Franziskus und der »Biss des Evangeliums«

von Thomas Seiterich vom 17.09.2019
Der Papst in Afrika: Verweigert Euch der Korruption und nutzt Versöhnung als Waffe
Begrüßungstanz für den Papst: Große Freude in Mosambik (Foto: pa/Reuters/Yara Nardi)
Begrüßungstanz für den Papst: Große Freude in Mosambik (Foto: pa/Reuters/Yara Nardi)

Wir Mosambikaner sind zufrieden mit dem Besuch und vor allem mit der Botschaft, die uns der Papst hinterlassen hat«, sagt Nelson Moda, Mitarbeiter der Gemeinschaft Sant’Egidio, in Mosambik: »Mit seiner Aufforderung an unsere Politiker, den Frieden zu respektieren, hat er den Nagel auf den Kopf getroffen.«

Franziskus, der Papst aus der Dritten Welt, bleibt seinem Programm treu. Er setzt die Armen auf den ersten Platz. Das galt auch bei seiner einwöchigen Reise nach Mosambik und Madagaskar sowie für den Abstecher in den multikulturellen Inselstaat Mauritius im Indischen Ozean. Das kleine Mauritius bildet eine hinduistisch-christlich-islamisch gemischte, religiös tolerante und menschenrechtliche Vorzeige-Nation unter den 55 afrikanischen Staaten.

Den Sorgen und Erfahrungen der Armen hat der Papst im Südosten Afrikas ausgiebig zugehört.
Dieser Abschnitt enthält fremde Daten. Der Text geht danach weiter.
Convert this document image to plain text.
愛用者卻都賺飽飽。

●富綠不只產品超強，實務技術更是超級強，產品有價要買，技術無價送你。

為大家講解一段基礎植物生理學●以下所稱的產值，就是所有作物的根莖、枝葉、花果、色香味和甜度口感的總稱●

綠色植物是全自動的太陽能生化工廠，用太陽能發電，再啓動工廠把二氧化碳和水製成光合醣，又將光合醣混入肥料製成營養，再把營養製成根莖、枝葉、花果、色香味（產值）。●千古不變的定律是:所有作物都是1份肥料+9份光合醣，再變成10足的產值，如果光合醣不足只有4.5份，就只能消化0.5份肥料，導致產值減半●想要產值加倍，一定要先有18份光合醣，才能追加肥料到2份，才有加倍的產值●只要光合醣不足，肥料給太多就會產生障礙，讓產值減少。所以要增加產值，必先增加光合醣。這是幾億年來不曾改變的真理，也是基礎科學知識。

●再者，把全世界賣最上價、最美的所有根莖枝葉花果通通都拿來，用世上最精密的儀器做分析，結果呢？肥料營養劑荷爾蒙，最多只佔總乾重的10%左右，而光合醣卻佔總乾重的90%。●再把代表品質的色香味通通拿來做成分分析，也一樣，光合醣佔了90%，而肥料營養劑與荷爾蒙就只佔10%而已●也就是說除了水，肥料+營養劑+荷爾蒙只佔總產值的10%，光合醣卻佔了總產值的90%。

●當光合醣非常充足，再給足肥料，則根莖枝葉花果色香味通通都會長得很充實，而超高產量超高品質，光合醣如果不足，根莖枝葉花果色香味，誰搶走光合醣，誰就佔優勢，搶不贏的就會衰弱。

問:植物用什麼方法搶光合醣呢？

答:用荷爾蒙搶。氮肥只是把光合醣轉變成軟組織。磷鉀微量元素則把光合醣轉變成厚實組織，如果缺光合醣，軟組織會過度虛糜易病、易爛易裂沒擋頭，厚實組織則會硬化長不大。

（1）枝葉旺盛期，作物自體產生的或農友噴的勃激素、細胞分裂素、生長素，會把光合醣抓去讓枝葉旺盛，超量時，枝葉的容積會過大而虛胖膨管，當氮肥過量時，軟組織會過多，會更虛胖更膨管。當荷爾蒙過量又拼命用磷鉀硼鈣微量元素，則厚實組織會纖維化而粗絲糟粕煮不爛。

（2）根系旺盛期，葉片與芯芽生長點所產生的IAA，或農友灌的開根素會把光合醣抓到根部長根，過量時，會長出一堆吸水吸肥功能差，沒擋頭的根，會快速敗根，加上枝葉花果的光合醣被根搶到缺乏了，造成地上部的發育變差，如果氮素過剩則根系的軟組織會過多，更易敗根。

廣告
Ihre Hoffnungen auf ein besseres, weniger bedrohtes Leben hat der emphatische Gast aus Rom mächtig angefacht. »Liebet eure Feinde«, rief Franziskus den 60 000 Menschen beim Abschlussgottesdienst in der mosambikanischen Hauptstadt zu, »dieses Wort Jesu ist heute an uns hier im Zimpeto-Stadion gerichtet«. Es sei schwierig, von Versöhnung zu reden, »wenn die Wunden aus langen Jahren der Zwietracht noch offen sind«. Barmherzigkeit und Güte seien »kein schwaches, sondern ein starkes Verhalten«. Die Menschen und Völker hätten »ein Recht auf Frieden«. Im Entwicklungsland Madagaskar jubelten die Massen darüber, dass der Gast aus Rom »drastische Veränderungen in der Politik der Regierung« forderte.

Was von diesen Papstworten bleibt für die Hunderttausende gläubiger Besucher nach den kurzen Besuchstagen?